Il faut savoir faire entendre

Mais il n’y a pas que les médecins spécialistes qui sont confrontés à cette attitude d’exclusion de la part du ministère. Les pharmaciens, les cliniques, les médecins dentistes, tous ont les mêmes problèmes. Il serait d’ailleurs question de créer une intersyndicale et d’agir tous ensemble.  La tension monte de partout, avoue le Dr Charfi. Nous constatons chaque jour  la dégradation de la médecine tunisienne : les  conditions de travail se détériorent et par le manque de communication avec nos interlocuteurs, un laisser-aller s’installe qui n’arrange en rien la situation et ne présage rien de bon pour l’avenir.  « Si on ne veut plus nous écouter ,dit le Dr Charfi,   nous saurons nous faire entendre :  On prévient les autorités concernées  que les médecins spécialistes libéraux n’accepteront pas d’être exclus des décisions qui concernent leur profession  et leur avenir.

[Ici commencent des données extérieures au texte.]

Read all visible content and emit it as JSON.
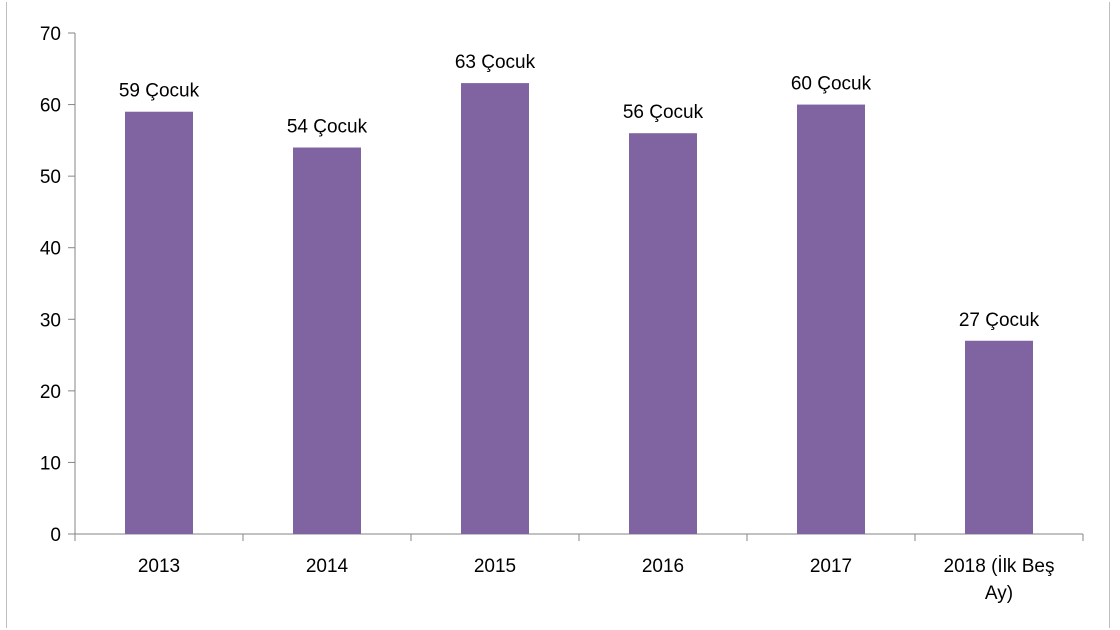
{
  "chart_data": {
    "type": "bar",
    "categories": [
      "2013",
      "2014",
      "2015",
      "2016",
      "2017",
      "2018 (İlk Beş Ay)"
    ],
    "category_lines": [
      [
        "2013"
      ],
      [
        "2014"
      ],
      [
        "2015"
      ],
      [
        "2016"
      ],
      [
        "2017"
      ],
      [
        "2018 (İlk Beş",
        "Ay)"
      ]
    ],
    "values": [
      59,
      54,
      63,
      56,
      60,
      27
    ],
    "data_labels": [
      "59 Çocuk",
      "54 Çocuk",
      "63 Çocuk",
      "56 Çocuk",
      "60 Çocuk",
      "27 Çocuk"
    ],
    "title": "",
    "xlabel": "",
    "ylabel": "",
    "ylim": [
      0,
      70
    ],
    "yticks": [
      "0",
      "10",
      "20",
      "30",
      "40",
      "50",
      "60",
      "70"
    ],
    "grid": false,
    "legend": "none",
    "bar_color": "#8064a2"
  }
}
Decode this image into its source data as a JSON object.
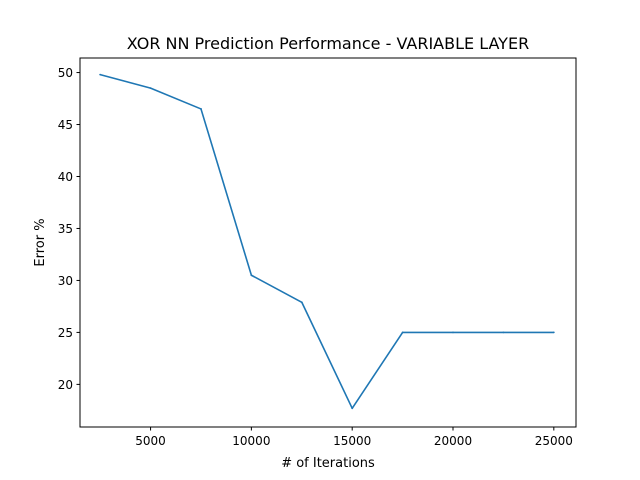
{
  "chart_data": {
    "type": "line",
    "title": "XOR NN Prediction Performance - VARIABLE LAYER",
    "xlabel": "# of Iterations",
    "ylabel": "Error %",
    "xlim": [
      1500,
      26100
    ],
    "ylim": [
      15.9,
      51.4
    ],
    "xticks": [
      5000,
      10000,
      15000,
      20000,
      25000
    ],
    "yticks": [
      20,
      25,
      30,
      35,
      40,
      45,
      50
    ],
    "grid": false,
    "legend": "none",
    "series": [
      {
        "color": "#1f77b4",
        "x": [
          2500,
          5000,
          7500,
          10000,
          12500,
          15000,
          17500,
          20000,
          22500,
          25000
        ],
        "y": [
          49.8,
          48.5,
          46.5,
          30.5,
          27.9,
          17.7,
          25.0,
          25.0,
          25.0,
          25.0
        ]
      }
    ]
  }
}
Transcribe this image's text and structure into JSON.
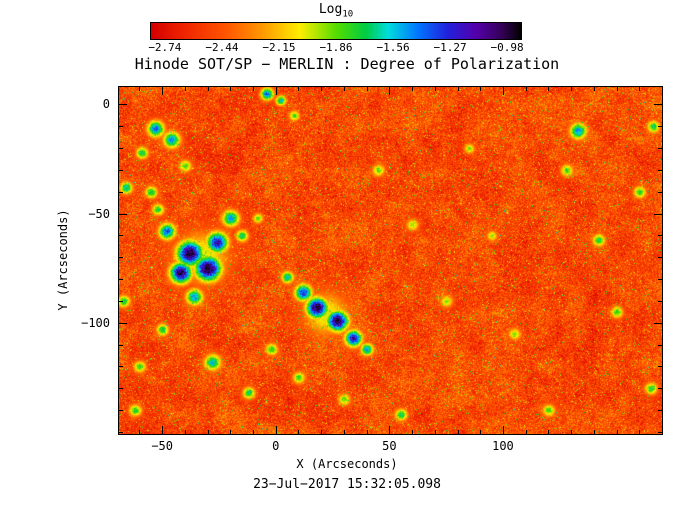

Nous nous opposerons  au retour des anciennes pratiques. Nous tirons la sonnette d’alarme car le mécontentement s’accroit chez les spécialistes libéraux.Nous n’accepterons pas que la CNAM et le ministère de la Santé  travaillent «  en circuit interne » sans nous consulter,pour ensuite nous   imposer leurs décisions. Nous réclamons le dialogue direct,franc et responsable pour  reconstruire  ensemble notre système de santé qui est bien malade,en plaçant le citoyen  et le patient au centre de nos préoccupations. « Nous attendons nos rendez vous avec le ministre de la Santé et la P.D.G de la CNAM et s’ils ne nous écoutent pas, le syndicat se réserve le droit d’utiliser les moyens légaux mis à sa disposition pour se faire entendre », conclut  le Dr Charfi.